Introduction: Corn following corn

Across the Midwest, we expect to see an increase in acreage planted to corn over previous years because of the demand for grain from several markets, including livestock and ethanol. In addition to these market-driven factors is the uncertainty surrounding soybean production, including possible increased management costs for disease protection. The effectiveness of a corn-soybean rotation in controlling corn rootworm also has been reduced, lessening the incentive to rotate crops.

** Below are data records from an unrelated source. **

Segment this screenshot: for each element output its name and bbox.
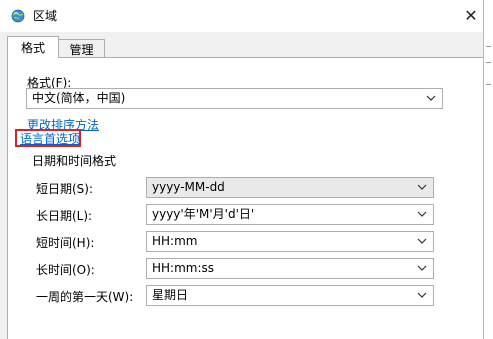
format-select-value: 中文(简体，中国) (32, 91, 126, 105)
close-button[interactable]: ✕ (462, 7, 480, 25)
chevron-down-icon (417, 211, 427, 217)
long-time-select[interactable]: HH:mm:ss (146, 258, 434, 279)
background-scroll-edge (484, 0, 493, 339)
change-sort-link[interactable]: 更改排序方法 (27, 118, 99, 132)
chevron-down-icon (426, 95, 436, 101)
short-time-value: HH:mm (152, 234, 198, 248)
chevron-down-icon (417, 265, 427, 271)
language-preferences-link[interactable]: 语言首选项 (20, 132, 80, 146)
window-title: 区域 (33, 9, 58, 23)
short-date-value: yyyy-MM-dd (152, 180, 225, 194)
short-date-select[interactable]: yyyy-MM-dd (146, 177, 434, 198)
datetime-group-title: 日期和时间格式 (29, 154, 120, 168)
long-date-value: yyyy'年'M'月'd'日' (152, 207, 255, 221)
tab-format[interactable]: 格式 (7, 36, 59, 58)
long-time-value: HH:mm:ss (152, 261, 215, 275)
title-bar: 区域 ✕ (0, 0, 483, 32)
region-dialog: 区域 ✕ 格式 管理 日期和时间格式 格式(F): 中文(简体，中国) 更改排序… (0, 0, 484, 339)
tab-format-label: 格式 (20, 41, 45, 55)
tab-manage[interactable]: 管理 (59, 39, 105, 58)
chevron-down-icon (417, 238, 427, 244)
edge-tick (486, 46, 491, 47)
chevron-down-icon (417, 292, 427, 298)
format-select[interactable]: 中文(简体，中国) (26, 88, 443, 109)
long-date-select[interactable]: yyyy'年'M'月'd'日' (146, 204, 434, 225)
first-day-of-week-select[interactable]: 星期日 (146, 285, 434, 306)
long-date-label: 长日期(L): (36, 209, 93, 223)
chevron-down-icon (417, 184, 427, 190)
first-day-of-week-label: 一周的第一天(W): (36, 290, 134, 304)
short-time-label: 短时间(H): (36, 236, 95, 250)
globe-icon (11, 9, 25, 23)
short-time-select[interactable]: HH:mm (146, 231, 434, 252)
close-icon: ✕ (464, 6, 478, 25)
edge-tick (486, 62, 491, 63)
short-date-label: 短日期(S): (36, 182, 94, 196)
first-day-of-week-value: 星期日 (152, 288, 189, 302)
edge-tick (486, 84, 491, 85)
long-time-label: 长时间(O): (36, 263, 95, 277)
tab-manage-label: 管理 (69, 43, 94, 57)
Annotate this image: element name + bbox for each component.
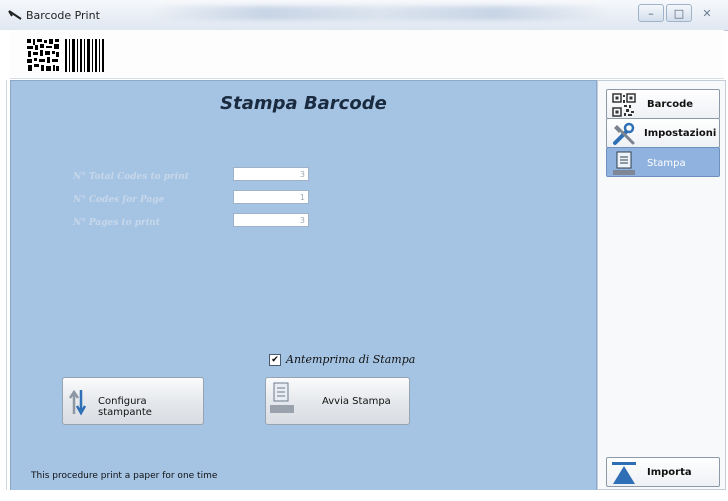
app-icon — [8, 10, 22, 20]
configure-printer-button[interactable]: Configura stampante — [62, 377, 204, 425]
total-codes-input[interactable] — [233, 167, 309, 181]
print-preview-checkbox[interactable]: ✔ — [269, 353, 281, 366]
procedure-note: This procedure print a paper for one tim… — [31, 471, 218, 481]
sidebar-item-impostazioni[interactable]: Impostazioni — [606, 118, 720, 148]
start-print-label: Avvia Stampa — [322, 396, 391, 407]
window-bottom-frame — [0, 490, 728, 501]
import-arrow-icon — [612, 462, 636, 484]
document-icon — [613, 151, 635, 175]
pages-to-print-label: N° Pages to print — [73, 218, 160, 228]
start-print-button[interactable]: Avvia Stampa — [265, 377, 410, 425]
configure-printer-label: Configura stampante — [98, 396, 152, 418]
sidebar-item-stampa[interactable]: Stampa — [606, 147, 720, 177]
pages-to-print-input[interactable] — [233, 213, 309, 227]
codes-per-page-label: N° Codes for Page — [73, 195, 165, 205]
qr-code-icon — [612, 93, 636, 117]
close-button[interactable]: ✕ — [694, 4, 720, 22]
sidebar-item-label: Stampa — [647, 158, 686, 169]
minimize-button[interactable]: – — [638, 4, 664, 22]
sidebar-item-barcode[interactable]: Barcode — [606, 89, 720, 119]
up-down-arrows-icon — [69, 389, 87, 416]
maximize-button[interactable]: □ — [666, 4, 692, 22]
import-label: Importa — [647, 467, 692, 478]
frame-line — [6, 80, 7, 490]
blurred-background — [150, 6, 610, 20]
print-preview-option[interactable]: ✔ Antemprima di Stampa — [269, 353, 415, 366]
sidebar-item-label: Impostazioni — [644, 128, 717, 139]
import-button[interactable]: Importa — [606, 457, 720, 487]
print-preview-label: Antemprima di Stampa — [286, 353, 416, 366]
page-title: Stampa Barcode — [220, 93, 387, 114]
sidebar: Barcode Impostazioni Stampa Importa — [597, 80, 726, 490]
header-banner — [10, 30, 724, 79]
window-titlebar: Barcode Print – □ ✕ — [0, 0, 728, 31]
window-controls: – □ ✕ — [638, 4, 720, 22]
main-panel: Stampa Barcode N° Total Codes to print N… — [10, 80, 597, 492]
barcode-logo-icon — [26, 38, 104, 72]
window-left-frame — [0, 30, 10, 501]
sidebar-item-label: Barcode — [647, 99, 694, 110]
document-icon — [270, 382, 294, 413]
total-codes-label: N° Total Codes to print — [73, 172, 189, 182]
codes-per-page-input[interactable] — [233, 190, 309, 204]
tools-icon — [613, 122, 635, 145]
window-title: Barcode Print — [26, 9, 100, 22]
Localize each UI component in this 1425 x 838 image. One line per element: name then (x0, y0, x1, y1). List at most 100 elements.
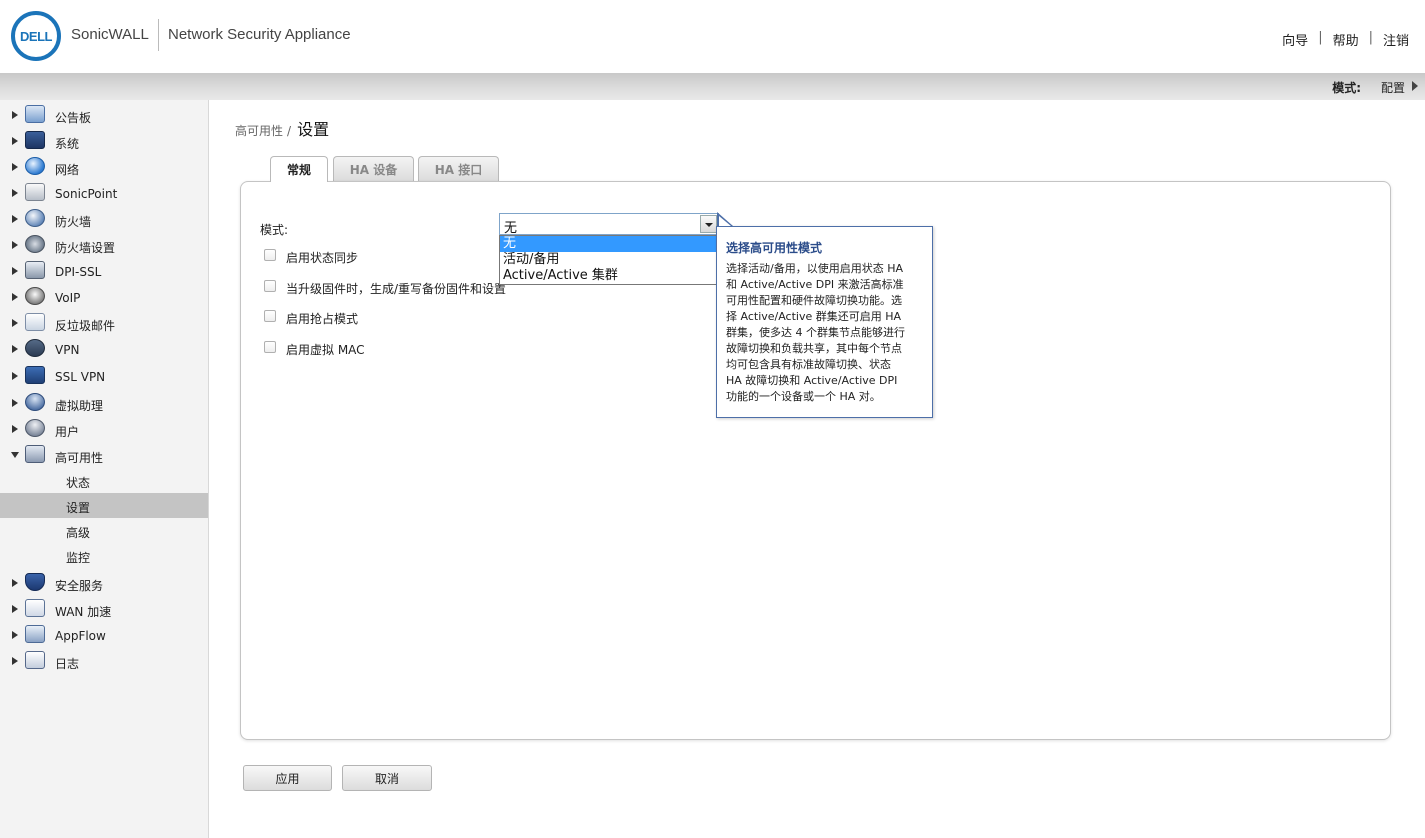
sidebar-item-ssl-vpn[interactable]: SSL VPN (0, 363, 208, 389)
preempt-mode-checkbox[interactable] (264, 310, 276, 322)
collapse-arrow-icon[interactable] (11, 452, 19, 458)
tooltip-line: 择 Active/Active 群集还可启用 HA (726, 310, 902, 323)
brand-divider (158, 19, 159, 51)
preempt-mode-label: 启用抢占模式 (286, 312, 359, 326)
sidebar-item-network[interactable]: 网络 (0, 154, 208, 180)
tooltip-line: 功能的一个设备或一个 HA 对。 (726, 390, 881, 403)
virtual-mac-checkbox[interactable] (264, 341, 276, 353)
expand-arrow-icon[interactable] (12, 189, 18, 197)
expand-arrow-icon[interactable] (12, 657, 18, 665)
tab-ha-devices[interactable]: HA 设备 (333, 156, 414, 181)
mode-option-active-standby[interactable]: 活动/备用 (500, 252, 718, 268)
link-separator: | (1318, 30, 1323, 45)
expand-arrow-icon[interactable] (12, 399, 18, 407)
tooltip-pointer-inner (719, 216, 731, 226)
expand-arrow-icon[interactable] (12, 319, 18, 327)
sidebar-item-label: 防火墙 (55, 215, 92, 229)
expand-arrow-icon[interactable] (12, 111, 18, 119)
sidebar-subitem-label: 监控 (66, 551, 91, 565)
mode-option-active-active-cluster[interactable]: Active/Active 集群 (500, 268, 718, 284)
logout-link[interactable]: 注销 (1383, 30, 1409, 49)
expand-arrow-icon[interactable] (12, 372, 18, 380)
sidebar-item-dashboard[interactable]: 公告板 (0, 102, 208, 128)
sidebar-subitem-label: 状态 (66, 476, 91, 490)
product-name: Network Security Appliance (168, 26, 351, 43)
sidebar-item-label: 用户 (55, 425, 80, 439)
expand-arrow-icon[interactable] (12, 293, 18, 301)
expand-arrow-icon[interactable] (12, 579, 18, 587)
expand-arrow-icon[interactable] (12, 215, 18, 223)
globe-icon (25, 157, 45, 175)
link-separator: | (1368, 30, 1373, 45)
mode-arrow-icon[interactable] (1412, 81, 1418, 91)
sidebar-item-firewall-settings[interactable]: 防火墙设置 (0, 232, 208, 258)
shield-icon (25, 573, 45, 591)
cancel-button[interactable]: 取消 (342, 765, 432, 791)
help-tooltip: 选择高可用性模式 选择活动/备用，以使用启用状态 HA 和 Active/Act… (716, 226, 933, 418)
sidebar-item-label: 高可用性 (55, 451, 104, 465)
sidebar-item-label: 防火墙设置 (55, 241, 116, 255)
mode-option-none[interactable]: 无 (500, 236, 718, 252)
sidebar-item-label: 虚拟助理 (55, 399, 104, 413)
expand-arrow-icon[interactable] (12, 605, 18, 613)
help-link[interactable]: 帮助 (1333, 30, 1359, 49)
logo-text: DELL (20, 28, 52, 44)
chevron-down-icon[interactable] (700, 215, 717, 233)
sidebar-item-label: 公告板 (55, 111, 92, 125)
sidebar-item-label: AppFlow (55, 629, 106, 643)
expand-arrow-icon[interactable] (12, 631, 18, 639)
sidebar-item-label: 反垃圾邮件 (55, 319, 116, 333)
mode-bar-label: 模式: (1332, 81, 1361, 95)
sidebar-subitem-label: 高级 (66, 526, 91, 540)
state-sync-label: 启用状态同步 (286, 251, 359, 265)
mode-bar-value[interactable]: 配置 (1381, 79, 1405, 96)
backup-firmware-label: 当升级固件时，生成/重写备份固件和设置 (286, 282, 507, 296)
sidebar-subitem-status[interactable]: 状态 (0, 468, 208, 493)
header: DELL SonicWALL Network Security Applianc… (0, 0, 1425, 73)
sidebar-item-vpn[interactable]: VPN (0, 336, 208, 362)
sidebar-item-firewall[interactable]: 防火墙 (0, 206, 208, 232)
tooltip-line: 和 Active/Active DPI 来激活高标准 (726, 278, 904, 291)
sidebar-item-sonicpoint[interactable]: SonicPoint (0, 180, 208, 206)
sidebar-subitem-settings[interactable]: 设置 (0, 493, 208, 518)
expand-arrow-icon[interactable] (12, 267, 18, 275)
sidebar-subitem-monitoring[interactable]: 监控 (0, 543, 208, 568)
sidebar-item-dpi-ssl[interactable]: DPI-SSL (0, 258, 208, 284)
tab-general[interactable]: 常规 (270, 156, 328, 182)
document-edit-icon (25, 599, 45, 617)
breadcrumb-parent[interactable]: 高可用性 (235, 122, 283, 139)
sidebar-item-label: WAN 加速 (55, 605, 112, 619)
sidebar-item-voip[interactable]: VoIP (0, 284, 208, 310)
sidebar-item-security-services[interactable]: 安全服务 (0, 570, 208, 596)
mode-select[interactable]: 无 (499, 213, 719, 236)
expand-arrow-icon[interactable] (12, 137, 18, 145)
apply-button[interactable]: 应用 (243, 765, 332, 791)
expand-arrow-icon[interactable] (12, 425, 18, 433)
sidebar-item-label: 安全服务 (55, 579, 104, 593)
sidebar-item-users[interactable]: 用户 (0, 416, 208, 442)
sidebar-item-appflow[interactable]: AppFlow (0, 622, 208, 648)
sidebar-item-label: VoIP (55, 291, 81, 305)
sidebar-item-virtual-assist[interactable]: 虚拟助理 (0, 390, 208, 416)
sidebar-subitem-advanced[interactable]: 高级 (0, 518, 208, 543)
sidebar-item-system[interactable]: 系统 (0, 128, 208, 154)
expand-arrow-icon[interactable] (12, 163, 18, 171)
tab-ha-interfaces[interactable]: HA 接口 (418, 156, 499, 181)
sidebar-item-log[interactable]: 日志 (0, 648, 208, 674)
state-sync-checkbox[interactable] (264, 249, 276, 261)
backup-firmware-checkbox[interactable] (264, 280, 276, 292)
sidebar-item-anti-spam[interactable]: 反垃圾邮件 (0, 310, 208, 336)
sidebar-item-label: 系统 (55, 137, 80, 151)
sidebar-item-high-availability[interactable]: 高可用性 (0, 442, 208, 468)
expand-arrow-icon[interactable] (12, 241, 18, 249)
breadcrumb: 高可用性 / 设置 (235, 116, 329, 140)
padlock-icon (25, 339, 45, 357)
tooltip-line: 均可包含具有标准故障切换、状态 (726, 358, 891, 371)
page-title: 设置 (297, 120, 330, 139)
expand-arrow-icon[interactable] (12, 345, 18, 353)
sidebar-item-wan-acceleration[interactable]: WAN 加速 (0, 596, 208, 622)
tooltip-title: 选择高可用性模式 (726, 241, 823, 255)
wizard-link[interactable]: 向导 (1282, 30, 1308, 49)
ssl-vpn-icon (25, 366, 45, 384)
server-stack-icon (25, 445, 45, 463)
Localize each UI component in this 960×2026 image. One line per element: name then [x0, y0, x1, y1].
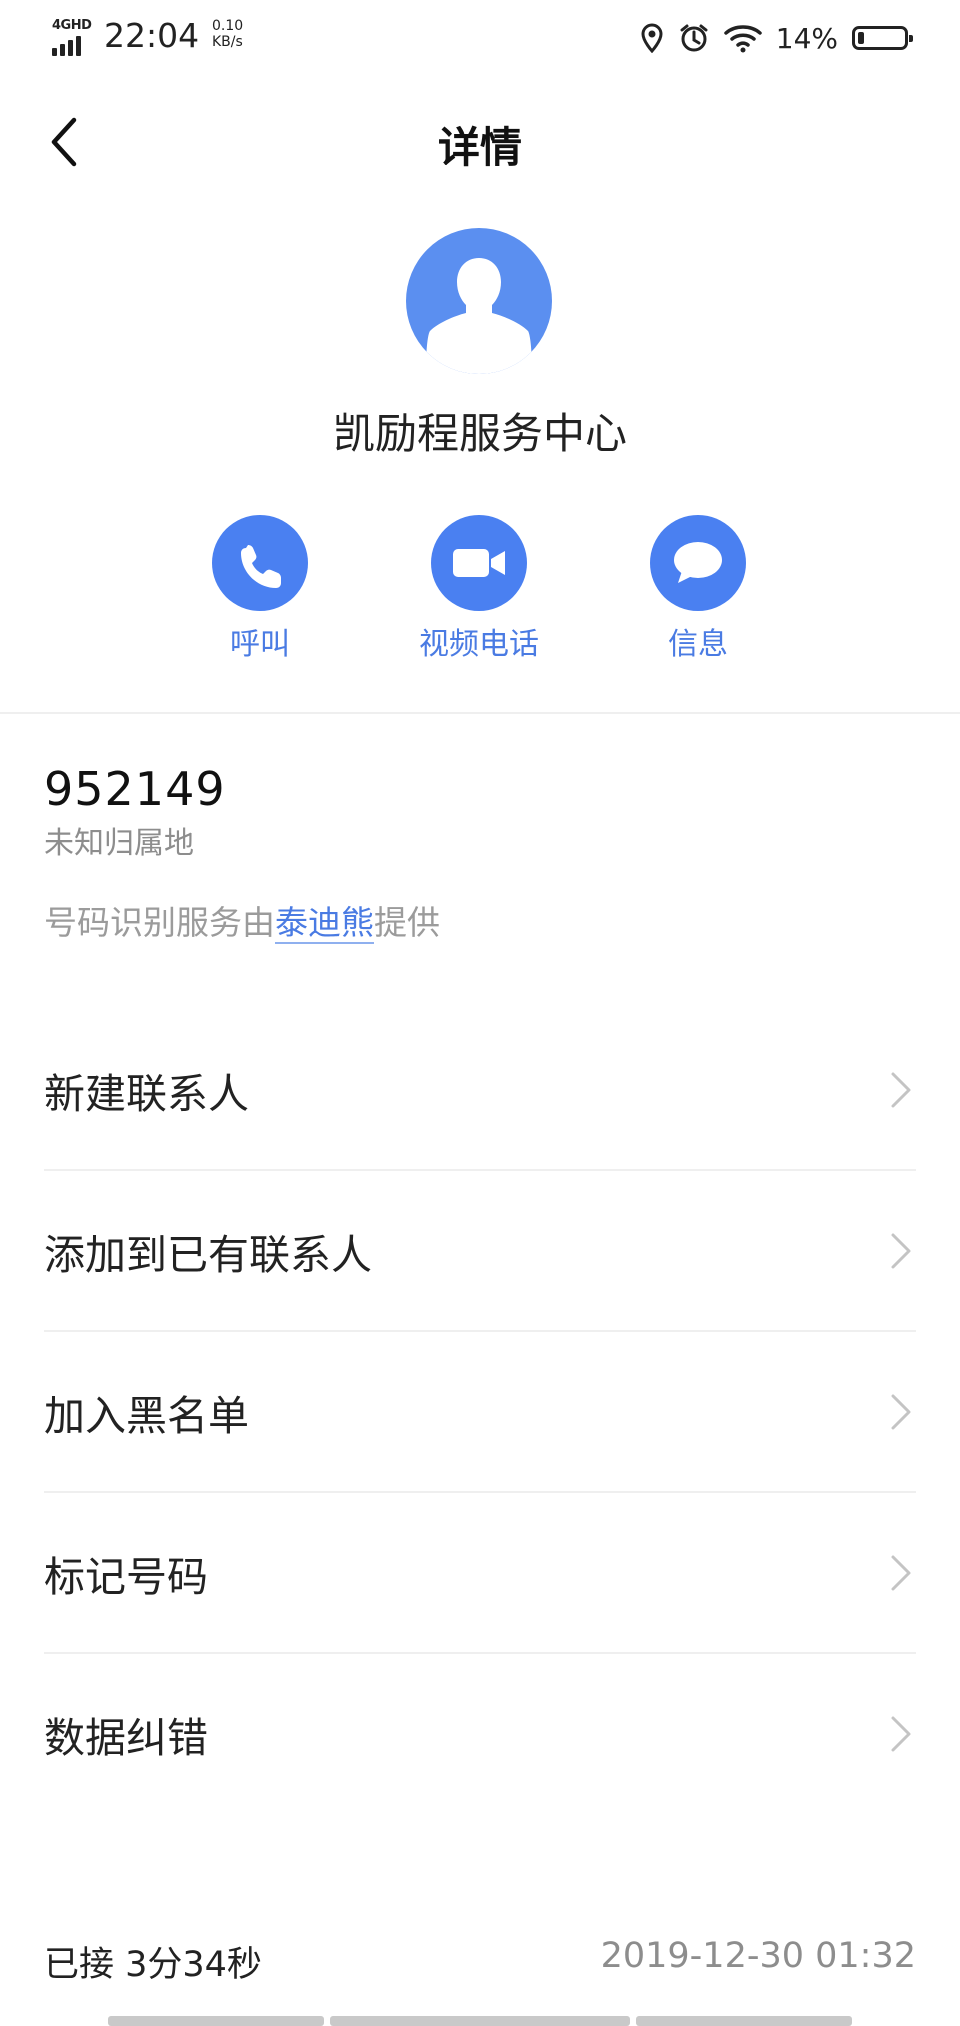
chevron-right-icon: [891, 1555, 911, 1591]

United States corn grain yields (1900–2005). (National Agricultural Statistics Service) [1]Figure 1. United States corn grain yields (1900–2005). (National Agricultural Statistics Service)

Although corn yields continue to increase 1.75 bushels per acre per year nationwide (see Figure 1), this increase will not come close to meeting the future demands for grain. The only way to meet the demand is to increase acreage devoted to corn production. The increase in corn acres will almost entirely come from a reduction in soybean acreage. In Iowa, producers have generally planted a corn-soybean rotation. Corn and soybean acres started to trend differently in 2001 (see Figure 2), as the gap between them began widening again in favor of corn. In 2006, the ratio of corn to soybean was 55:45, with nearly 13 million acres of corn.

Corn and soybean acres for Iowa (1975-2006). (National Agricultural Statistics Service) [2]Figure 2. Corn and soybean acres for Iowa (1975-2006). (National Agricultural Statistics Service)

Lori Abendroth is an agronomy specialist with research and extension responsibilities in corn production. Roger Elmore is professor of agronomy with research and extension responsibilities in corn production.